London, Asharq Al-Awsat- An official at the British Foreign Office has denied to Asharq Al-Awsat that there are any plans at present to deploy British troops in Yemen. The official was commenting on statements by British Chief of Staff General David Richards in which he said “a British military intervention like the one in Afghanistan might be possible.” But Richards later added in a statement to the “BBC” the day before yesterday that this was not likely at present and that the Yemeni Government did not want foreign military intervention.
A Defense Ministry spokesman contacted by Asharq Al-Awsat refused to clarify that Richards’ statements meant that there is a change in British policy towards Yemen.
The British official said: “Our present strategy focuses on strengthening the Yemeni Government to confront these challenges directly. There is therefore British support in the form of training the armed forces and helping the police fight terrorism and piracy.
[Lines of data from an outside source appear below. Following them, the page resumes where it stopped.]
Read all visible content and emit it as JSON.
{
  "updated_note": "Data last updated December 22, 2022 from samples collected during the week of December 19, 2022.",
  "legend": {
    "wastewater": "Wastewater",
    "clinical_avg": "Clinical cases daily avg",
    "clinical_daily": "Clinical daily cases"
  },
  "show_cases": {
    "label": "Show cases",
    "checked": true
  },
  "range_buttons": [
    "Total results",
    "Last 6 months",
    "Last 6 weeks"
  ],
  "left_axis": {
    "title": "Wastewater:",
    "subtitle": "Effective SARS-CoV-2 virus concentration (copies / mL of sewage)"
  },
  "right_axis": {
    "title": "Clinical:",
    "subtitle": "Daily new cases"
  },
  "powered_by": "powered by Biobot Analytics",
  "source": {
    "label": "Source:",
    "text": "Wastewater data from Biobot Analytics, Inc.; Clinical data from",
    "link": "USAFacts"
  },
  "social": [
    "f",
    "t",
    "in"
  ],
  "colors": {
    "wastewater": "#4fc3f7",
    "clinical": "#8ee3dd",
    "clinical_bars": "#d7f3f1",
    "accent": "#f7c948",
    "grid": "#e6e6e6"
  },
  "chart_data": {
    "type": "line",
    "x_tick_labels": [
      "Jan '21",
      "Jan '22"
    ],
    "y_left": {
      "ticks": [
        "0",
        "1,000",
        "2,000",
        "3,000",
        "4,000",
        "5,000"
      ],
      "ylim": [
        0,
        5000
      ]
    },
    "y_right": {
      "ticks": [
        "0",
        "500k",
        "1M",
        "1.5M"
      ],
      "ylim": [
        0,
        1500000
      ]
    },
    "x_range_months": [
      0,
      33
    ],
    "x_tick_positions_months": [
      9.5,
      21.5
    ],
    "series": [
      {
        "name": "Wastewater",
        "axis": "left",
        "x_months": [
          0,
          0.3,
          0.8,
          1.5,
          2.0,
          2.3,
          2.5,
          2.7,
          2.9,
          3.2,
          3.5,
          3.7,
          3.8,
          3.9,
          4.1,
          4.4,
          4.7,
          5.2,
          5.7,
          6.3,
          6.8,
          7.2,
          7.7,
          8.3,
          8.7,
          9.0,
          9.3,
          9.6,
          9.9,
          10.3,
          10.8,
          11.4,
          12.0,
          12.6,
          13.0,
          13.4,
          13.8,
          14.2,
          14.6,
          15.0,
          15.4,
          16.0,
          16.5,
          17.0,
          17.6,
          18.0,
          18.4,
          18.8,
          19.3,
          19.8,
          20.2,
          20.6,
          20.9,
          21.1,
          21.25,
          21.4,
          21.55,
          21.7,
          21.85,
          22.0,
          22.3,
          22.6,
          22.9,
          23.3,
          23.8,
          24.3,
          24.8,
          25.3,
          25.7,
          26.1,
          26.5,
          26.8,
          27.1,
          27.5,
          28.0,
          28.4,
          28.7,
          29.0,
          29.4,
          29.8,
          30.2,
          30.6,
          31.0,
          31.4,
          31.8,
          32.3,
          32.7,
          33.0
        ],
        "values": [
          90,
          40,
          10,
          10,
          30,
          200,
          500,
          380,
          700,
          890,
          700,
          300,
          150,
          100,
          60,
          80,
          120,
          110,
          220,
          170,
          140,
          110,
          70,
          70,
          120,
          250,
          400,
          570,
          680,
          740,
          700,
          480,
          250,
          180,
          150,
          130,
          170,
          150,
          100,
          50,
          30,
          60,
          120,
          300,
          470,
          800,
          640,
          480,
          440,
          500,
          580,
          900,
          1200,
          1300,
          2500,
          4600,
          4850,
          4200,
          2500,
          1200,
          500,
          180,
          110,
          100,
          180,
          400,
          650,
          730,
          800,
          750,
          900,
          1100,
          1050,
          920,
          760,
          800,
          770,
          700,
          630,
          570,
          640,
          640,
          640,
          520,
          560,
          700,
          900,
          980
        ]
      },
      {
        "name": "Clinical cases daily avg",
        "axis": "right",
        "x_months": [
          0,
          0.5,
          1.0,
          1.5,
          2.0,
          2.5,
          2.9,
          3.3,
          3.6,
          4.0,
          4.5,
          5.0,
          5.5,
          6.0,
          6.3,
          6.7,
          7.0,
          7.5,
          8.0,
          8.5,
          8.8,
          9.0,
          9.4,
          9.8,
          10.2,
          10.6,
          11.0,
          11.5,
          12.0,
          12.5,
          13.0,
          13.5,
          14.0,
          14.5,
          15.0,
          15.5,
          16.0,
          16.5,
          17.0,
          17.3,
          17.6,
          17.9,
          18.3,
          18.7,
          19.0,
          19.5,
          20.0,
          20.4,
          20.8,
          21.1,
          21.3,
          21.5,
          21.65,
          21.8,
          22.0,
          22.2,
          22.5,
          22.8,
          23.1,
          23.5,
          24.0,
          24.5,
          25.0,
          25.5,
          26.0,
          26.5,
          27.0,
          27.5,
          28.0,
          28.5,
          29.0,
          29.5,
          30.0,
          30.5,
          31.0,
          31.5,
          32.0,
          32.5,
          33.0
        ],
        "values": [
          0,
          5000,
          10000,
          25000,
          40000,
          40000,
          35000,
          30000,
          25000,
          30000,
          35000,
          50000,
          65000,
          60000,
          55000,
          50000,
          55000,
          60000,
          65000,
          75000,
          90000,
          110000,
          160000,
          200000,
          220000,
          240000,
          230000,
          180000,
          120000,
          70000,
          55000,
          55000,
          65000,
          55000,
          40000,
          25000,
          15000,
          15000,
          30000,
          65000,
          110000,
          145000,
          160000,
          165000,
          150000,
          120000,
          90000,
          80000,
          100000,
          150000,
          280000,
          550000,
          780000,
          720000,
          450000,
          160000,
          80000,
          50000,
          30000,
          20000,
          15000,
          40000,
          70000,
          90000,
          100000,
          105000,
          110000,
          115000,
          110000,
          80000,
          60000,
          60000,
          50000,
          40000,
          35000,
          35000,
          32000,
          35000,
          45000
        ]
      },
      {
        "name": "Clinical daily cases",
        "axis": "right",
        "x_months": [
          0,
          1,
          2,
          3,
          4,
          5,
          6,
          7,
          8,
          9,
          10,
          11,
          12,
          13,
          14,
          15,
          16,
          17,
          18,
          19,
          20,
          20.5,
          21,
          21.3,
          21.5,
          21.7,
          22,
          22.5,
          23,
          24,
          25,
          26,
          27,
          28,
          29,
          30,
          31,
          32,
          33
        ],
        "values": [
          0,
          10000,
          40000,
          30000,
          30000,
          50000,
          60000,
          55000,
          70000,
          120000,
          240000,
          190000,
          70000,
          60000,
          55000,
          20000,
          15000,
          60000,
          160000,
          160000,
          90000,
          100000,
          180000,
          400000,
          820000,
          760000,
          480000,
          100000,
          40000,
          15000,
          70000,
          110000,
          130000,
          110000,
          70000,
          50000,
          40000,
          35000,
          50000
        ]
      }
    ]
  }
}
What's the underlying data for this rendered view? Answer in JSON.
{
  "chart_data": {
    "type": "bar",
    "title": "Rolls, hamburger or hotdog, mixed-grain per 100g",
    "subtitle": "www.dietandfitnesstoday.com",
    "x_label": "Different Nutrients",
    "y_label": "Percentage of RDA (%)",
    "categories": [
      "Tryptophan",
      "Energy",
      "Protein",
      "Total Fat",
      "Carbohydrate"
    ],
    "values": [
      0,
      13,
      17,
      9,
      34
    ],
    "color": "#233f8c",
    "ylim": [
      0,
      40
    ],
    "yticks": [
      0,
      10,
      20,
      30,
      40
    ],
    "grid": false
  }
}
But there are not, of course, any plans or intention to send British forces to fight in Yemen.” He added: “Speculations about possible military intervention cannot reflect a fair image of the British policy approaches.”
In reply to a question about making changes to British policy toward Yemen, the British official said: “We knew before that there was a terrorist threat coming from Yemen and this has been a factor in our strategy toward Yemen. But it is also important to admit that terrorism is one of the symptoms of a deeper problem facing Yemen, such as corruption, scarcity of resources, the absence of public services, and the internal struggles in the south and north.” He added: “Yemen is facing many challenges at present and one (of Al-Qaeda’s) plans is to exploit these crises. Hence one of the strongest weapons against (Al-Qaeda) is confronting the economic and social challenges and strengthening the Yemeni Government so that it can carry out its role more effectively toward Yemeni society which serves the international interest.”